Since, #d/dt(1/t)=-1/t^2#, we have, by the Chain Rule,

#(d^2y)/dx^2=-1/((1+x^2)^2)*d/dx(1+x^2)=(-2x)/((1+x^2)^2)#

Case : 2 #"Next, let "y in (pi/2,3pi/2) rArr pi/2<,y<,3pi/2#

#rArr pi/2-pi<,y-pi<,3pi/2-pi#

#rArr -pi/2<,y-pi<,pi/2, &, tan(y-pi)=-tan(pi-y)=-(-tany)=tany=x#.
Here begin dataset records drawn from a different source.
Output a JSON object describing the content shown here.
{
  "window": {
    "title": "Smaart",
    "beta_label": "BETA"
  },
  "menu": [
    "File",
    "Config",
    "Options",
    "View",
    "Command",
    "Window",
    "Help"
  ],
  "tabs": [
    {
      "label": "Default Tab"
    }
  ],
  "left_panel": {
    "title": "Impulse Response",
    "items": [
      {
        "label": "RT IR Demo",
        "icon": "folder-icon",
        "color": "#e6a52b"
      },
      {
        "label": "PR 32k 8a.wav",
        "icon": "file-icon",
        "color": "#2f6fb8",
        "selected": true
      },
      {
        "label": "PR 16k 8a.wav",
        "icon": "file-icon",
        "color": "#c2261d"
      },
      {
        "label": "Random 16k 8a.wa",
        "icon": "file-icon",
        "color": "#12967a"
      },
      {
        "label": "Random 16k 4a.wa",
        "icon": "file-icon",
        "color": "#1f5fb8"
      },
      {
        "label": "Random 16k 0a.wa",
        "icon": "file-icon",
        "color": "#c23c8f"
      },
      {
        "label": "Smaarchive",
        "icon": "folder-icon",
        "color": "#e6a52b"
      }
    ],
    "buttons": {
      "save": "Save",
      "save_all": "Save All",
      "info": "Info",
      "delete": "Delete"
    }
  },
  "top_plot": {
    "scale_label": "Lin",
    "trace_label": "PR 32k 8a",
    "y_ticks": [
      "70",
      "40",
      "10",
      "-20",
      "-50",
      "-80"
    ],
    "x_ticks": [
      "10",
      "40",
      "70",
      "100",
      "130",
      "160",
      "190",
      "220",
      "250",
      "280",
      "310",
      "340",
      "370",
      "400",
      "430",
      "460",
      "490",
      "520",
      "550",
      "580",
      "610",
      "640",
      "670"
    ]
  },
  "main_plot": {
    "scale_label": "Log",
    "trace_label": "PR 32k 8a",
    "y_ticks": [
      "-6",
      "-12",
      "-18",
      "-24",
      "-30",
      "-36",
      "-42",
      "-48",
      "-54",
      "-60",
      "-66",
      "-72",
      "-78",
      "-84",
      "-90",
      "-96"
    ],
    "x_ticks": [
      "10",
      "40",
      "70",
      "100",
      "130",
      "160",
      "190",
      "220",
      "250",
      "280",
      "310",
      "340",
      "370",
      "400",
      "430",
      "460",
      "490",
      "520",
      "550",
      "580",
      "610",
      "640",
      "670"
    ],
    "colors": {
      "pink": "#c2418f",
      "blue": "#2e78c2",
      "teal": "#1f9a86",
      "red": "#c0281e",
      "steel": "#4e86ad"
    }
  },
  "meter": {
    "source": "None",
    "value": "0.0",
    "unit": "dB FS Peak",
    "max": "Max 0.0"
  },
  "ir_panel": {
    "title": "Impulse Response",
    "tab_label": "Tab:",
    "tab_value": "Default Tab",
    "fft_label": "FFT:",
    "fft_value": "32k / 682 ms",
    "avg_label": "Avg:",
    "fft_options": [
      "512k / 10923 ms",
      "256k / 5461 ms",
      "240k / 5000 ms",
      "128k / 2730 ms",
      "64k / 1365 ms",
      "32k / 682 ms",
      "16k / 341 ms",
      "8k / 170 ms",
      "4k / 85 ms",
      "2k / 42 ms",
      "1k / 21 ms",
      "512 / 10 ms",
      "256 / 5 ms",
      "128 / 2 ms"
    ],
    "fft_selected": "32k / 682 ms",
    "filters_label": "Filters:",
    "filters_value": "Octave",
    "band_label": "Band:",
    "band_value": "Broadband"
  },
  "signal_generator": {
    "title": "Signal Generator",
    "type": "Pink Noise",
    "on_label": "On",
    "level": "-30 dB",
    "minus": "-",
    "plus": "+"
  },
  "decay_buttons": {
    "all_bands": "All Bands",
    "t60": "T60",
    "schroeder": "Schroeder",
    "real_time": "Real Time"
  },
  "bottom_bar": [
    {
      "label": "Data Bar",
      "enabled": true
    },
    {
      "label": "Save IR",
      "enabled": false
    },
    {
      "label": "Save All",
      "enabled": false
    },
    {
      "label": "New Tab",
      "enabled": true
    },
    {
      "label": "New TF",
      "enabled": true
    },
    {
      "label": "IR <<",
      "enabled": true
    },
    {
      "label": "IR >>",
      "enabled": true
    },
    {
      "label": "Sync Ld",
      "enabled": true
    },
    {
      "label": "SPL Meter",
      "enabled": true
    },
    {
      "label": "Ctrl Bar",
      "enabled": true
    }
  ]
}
Thus, in this Case, #x=tan(y-pi), where, (y-pi) in (-pi/2,pi/2)#

#:." by defn. of arc tan, "y-pi=arc tanx, or, y=pi+arc tan x#

#:. (d^2y)/dx^2=(-2x)/(1+x^2)^2#, as in Case : 1

Thus, # AA y in RR, (d^2y)/dx^2=(-2x)/(1+x^2)^2#.

Sep 5, 2016

To differentiate without using the inverse tangent, see below.

Explanation:

#tan y = x#

Differentiate both sides with respect to #x#.

#d/dx(tanx) = d/dx(x)#

#sec^2y dy/dx = 1#

#dy/dx = cos^2y#

Differentiate again w.r.t. #x#

#(d^2y)/dx^2 = 2cos y (-siny dy/dx)#

Now rfeplace #dy/dx#

#(d^2y)/dx^2 = -2 siny cos^3 y#

To see that this is the same as the other answer

#tany = x# #rArr# #cos y = 1/(1+x^2)#

(To see this draw and label a right triangle with angle #y#, opposite side #x# and adjacent side #1#. So the hypotenuse is #1+x^2#.)

(Or use #tany=x# #rArr# #tan^2y = x^2#, so #1+tan^2y = 1+x^2# and #sec^y = 1+x^2# so that #cos y = 1/(1+x^2)#

Now,

#(d^2y)/dx^2 = -2 siny cos^3 y#

# = -2 siny/cosy cos^4y#

# = -2tany (cos^2y)^2#

# = -2 x 1/(1+x^2)^2#

# = (-2x)/(1+x^2)^2#.